The pooled variogram only makes sense if you've got sparse data and individuals exhibit broadly similar movement behavior. If you're in that regime, then I think there are two scenarios where the pooled variogram could be useful : 1) you're interested in the variogram per se, and aren't going to go any further with the analyses, and 2) You want to get representative parameter guesses for model fitting and then impose those on all individuals that were in the pooled variogram.

One way to do it would be to let the user select which individuals to pool over, and then pooled variogram would be displayed along with the single individual variograms of any remaining individuals that were not selected to pool over. The guesstimate step would work the same, except that each individual in the pooled variogram would have the pooled variogram parameter guesses applied to it in the model fitting step.

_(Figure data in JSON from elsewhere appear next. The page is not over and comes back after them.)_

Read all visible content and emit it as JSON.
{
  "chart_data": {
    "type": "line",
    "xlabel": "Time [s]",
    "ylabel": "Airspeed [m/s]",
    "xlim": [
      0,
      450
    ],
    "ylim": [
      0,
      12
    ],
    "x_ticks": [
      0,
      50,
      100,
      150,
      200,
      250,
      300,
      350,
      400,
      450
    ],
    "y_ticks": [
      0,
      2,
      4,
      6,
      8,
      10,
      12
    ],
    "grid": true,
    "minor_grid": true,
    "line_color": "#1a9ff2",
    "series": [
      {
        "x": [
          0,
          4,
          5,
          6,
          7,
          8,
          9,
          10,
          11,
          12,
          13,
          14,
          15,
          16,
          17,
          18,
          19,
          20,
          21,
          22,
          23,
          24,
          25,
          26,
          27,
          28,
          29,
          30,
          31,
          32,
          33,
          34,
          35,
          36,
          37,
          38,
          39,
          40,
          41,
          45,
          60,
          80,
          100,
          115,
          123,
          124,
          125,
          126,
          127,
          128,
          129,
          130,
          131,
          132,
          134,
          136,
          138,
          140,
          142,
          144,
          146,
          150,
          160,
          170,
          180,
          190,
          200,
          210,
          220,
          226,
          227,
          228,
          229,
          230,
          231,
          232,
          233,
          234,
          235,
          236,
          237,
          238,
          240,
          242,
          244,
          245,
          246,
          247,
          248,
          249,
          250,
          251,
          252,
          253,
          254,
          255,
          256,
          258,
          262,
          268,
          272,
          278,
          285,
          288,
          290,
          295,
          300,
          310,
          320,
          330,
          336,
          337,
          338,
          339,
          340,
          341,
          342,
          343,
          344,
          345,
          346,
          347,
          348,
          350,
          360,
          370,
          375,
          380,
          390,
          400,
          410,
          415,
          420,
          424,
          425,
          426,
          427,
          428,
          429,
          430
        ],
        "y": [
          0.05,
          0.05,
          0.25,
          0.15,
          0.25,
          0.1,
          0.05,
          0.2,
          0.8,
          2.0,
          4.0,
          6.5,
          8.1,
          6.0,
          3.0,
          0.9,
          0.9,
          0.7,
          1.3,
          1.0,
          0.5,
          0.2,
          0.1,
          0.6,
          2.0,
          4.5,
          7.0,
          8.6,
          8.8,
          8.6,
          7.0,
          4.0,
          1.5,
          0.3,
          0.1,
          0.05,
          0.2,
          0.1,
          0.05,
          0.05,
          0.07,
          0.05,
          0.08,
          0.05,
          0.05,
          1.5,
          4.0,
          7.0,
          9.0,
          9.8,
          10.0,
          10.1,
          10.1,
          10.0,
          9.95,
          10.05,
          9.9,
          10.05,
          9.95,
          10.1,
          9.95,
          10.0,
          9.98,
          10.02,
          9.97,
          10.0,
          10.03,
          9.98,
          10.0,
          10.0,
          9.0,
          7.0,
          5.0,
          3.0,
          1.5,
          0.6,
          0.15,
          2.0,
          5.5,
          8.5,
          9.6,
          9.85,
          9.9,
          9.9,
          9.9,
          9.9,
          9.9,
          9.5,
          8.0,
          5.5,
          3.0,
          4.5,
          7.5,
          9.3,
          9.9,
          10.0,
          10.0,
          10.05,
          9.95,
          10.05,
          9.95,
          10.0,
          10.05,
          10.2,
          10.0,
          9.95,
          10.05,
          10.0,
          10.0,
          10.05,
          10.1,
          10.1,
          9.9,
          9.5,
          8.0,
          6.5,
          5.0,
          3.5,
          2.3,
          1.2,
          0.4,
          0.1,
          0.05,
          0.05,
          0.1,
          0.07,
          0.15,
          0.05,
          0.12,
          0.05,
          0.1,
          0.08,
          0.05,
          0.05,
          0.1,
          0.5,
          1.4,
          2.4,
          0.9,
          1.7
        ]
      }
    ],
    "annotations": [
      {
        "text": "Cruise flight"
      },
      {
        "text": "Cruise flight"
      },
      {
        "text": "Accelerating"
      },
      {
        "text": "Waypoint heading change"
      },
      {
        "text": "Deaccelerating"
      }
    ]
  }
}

The next question is how to activate the pooling functionality. One option would be to add a check box to the current variogram page, that when ticked opens up an interface to select individuals. Another way to do it would be to have a separate tab on the variogram page that would then have the required individual list to select from.

In any case, I think dealing with the pooled variogram can wait until after the basic workflow to AKDE is finished.

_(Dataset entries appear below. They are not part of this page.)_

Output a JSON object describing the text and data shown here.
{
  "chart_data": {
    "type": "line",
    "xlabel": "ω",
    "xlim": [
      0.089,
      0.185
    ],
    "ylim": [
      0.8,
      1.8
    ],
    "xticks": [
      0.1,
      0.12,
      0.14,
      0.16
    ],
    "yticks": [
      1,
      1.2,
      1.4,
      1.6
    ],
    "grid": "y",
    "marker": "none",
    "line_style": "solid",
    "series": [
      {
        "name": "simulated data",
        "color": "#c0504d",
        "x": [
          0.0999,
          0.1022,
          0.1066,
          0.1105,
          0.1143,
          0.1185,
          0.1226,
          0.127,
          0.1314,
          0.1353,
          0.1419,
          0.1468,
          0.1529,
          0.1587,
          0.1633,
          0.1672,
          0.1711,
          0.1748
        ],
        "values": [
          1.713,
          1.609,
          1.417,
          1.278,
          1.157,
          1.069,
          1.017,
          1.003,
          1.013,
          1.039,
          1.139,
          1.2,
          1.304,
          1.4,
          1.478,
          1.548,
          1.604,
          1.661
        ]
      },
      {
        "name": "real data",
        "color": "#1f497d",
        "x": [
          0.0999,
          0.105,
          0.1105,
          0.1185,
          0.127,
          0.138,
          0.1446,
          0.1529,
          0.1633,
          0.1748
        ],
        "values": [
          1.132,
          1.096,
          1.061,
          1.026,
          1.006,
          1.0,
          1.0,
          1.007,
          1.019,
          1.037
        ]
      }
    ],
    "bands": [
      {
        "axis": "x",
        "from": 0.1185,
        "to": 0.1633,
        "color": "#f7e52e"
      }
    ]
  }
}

xhdong-umd commented 7 years ago

Thanks @jmcalabrese , with these detailed usage I can try to design easier to use UI and workflow.

The variogram plots are difficult to add other UI elements as they are a single item of grouped base plots. I think I can make a table of individual names with same layout of variograms, then user can select individuals and pool them together.

I'll put these in notes and work on model selection first.

xhdong-umd commented 7 years ago

@chfleming I'm working on the new variogram.fit code. The zoom slider used 1+log(fraction,b) with b=4 (probably because manipulate doesn't support log slider), but the shiny version is using log slider and base 10. To use the variogram.fit.backend, I need to convert the values for zoom slider back to log 10 first.

Can you add a parameter b=4 to variogram.fit.backend(and removeb<-4 in code)? That way I can use base 10, and your code don't need any other change.

I may have other suggestions while I'm working on it, so you don't need to change it now.

xhdong-umd commented 7 years ago

Why don't we just add a name to data frame instead of row.names? Of course there is no real difference between a name column and row.names, I'm just wondering.